Çok nadide bir Hocam var; ona olan sevgimi ve hayranlığımı, saygının çeperinde bir sakal-ı şerif gibi sakınır ve saklarım.
O, bir bilgi güneşi: Zekasıyla, puslu mantığa doğarak onu aydınlatan; katı zorluğu, ısıtarak gevşeten ve de kolaylayan; yeni filizlenen bilgi çiçeklerine altın sevinçler saçan.
O, yeteneğiyle bilim felsefesinin derinliklerine dalan bir bilgi dalgıcı; gökkuşağı rengindedir mercanları.

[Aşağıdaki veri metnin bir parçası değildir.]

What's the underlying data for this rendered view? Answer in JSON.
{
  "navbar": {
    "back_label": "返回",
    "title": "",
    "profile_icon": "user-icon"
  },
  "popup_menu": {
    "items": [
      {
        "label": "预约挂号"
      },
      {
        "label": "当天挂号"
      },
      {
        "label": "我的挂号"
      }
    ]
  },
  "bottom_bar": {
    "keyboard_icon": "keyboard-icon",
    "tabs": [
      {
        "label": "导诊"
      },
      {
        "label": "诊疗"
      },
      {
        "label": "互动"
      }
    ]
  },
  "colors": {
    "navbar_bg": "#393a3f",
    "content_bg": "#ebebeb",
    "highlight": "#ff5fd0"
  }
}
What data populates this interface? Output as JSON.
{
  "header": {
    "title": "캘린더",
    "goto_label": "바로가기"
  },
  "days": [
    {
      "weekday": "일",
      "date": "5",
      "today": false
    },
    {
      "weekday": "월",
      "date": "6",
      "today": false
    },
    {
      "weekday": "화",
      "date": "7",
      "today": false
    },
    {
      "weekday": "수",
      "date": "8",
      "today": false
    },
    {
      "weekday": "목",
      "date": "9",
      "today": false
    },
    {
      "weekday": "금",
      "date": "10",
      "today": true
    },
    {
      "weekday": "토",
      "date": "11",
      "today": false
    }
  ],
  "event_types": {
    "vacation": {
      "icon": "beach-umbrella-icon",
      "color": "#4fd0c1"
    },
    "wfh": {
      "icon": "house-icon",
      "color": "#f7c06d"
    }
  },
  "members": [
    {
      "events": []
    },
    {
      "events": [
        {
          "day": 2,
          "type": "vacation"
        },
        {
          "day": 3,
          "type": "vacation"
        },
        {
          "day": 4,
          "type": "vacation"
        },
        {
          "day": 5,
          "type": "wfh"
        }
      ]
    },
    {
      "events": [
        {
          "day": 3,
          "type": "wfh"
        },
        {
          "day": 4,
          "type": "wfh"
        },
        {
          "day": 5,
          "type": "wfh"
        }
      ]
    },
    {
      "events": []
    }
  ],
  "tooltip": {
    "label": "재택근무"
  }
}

O, aklın soğukluğuyla değil gönlün şefkatli sıcaklığıyla hocalık eder öğrencilerine.
O, hayat dilinin coğrafi ve ekonomik şivelerini yadsımadan ve hor görmeden konuşan, bilgi dünyasının kibirli otoritelerinin biçtiği kastları seyrelten, felsefeyi her yer ve anda yaşayan halkın içindeki mütevazi aydın, bilgeliğin tanımıyla eşleşen tam bir filozof.
Hocamız cesur bir deneyişin içinde, akıldan gönle sıçrayarak bir bağıntının kapılarını açıyor. Akla gönlü mayalıyor; bu maya, tutacak bu toprakta.
Büyük üstad, yeni ve özgün bir fikri aşılıyor felsefeye. Aklı ve gönlü harmanlayıp, bir belik edip, bir yatak oyup samimi emeğini akıtacak geleceğe; bu billur kaynak çok uzun süre besleyecek ardımızdan gelen bilgiseverleri.
Sen, yerinde olmak istediğim kişisin. İyi ki varsın. Sana sağlık, huzur, mutluluk dilerim. Belki birgün ellerini öpmem nasip olur, zamanımızın Sokrates’i.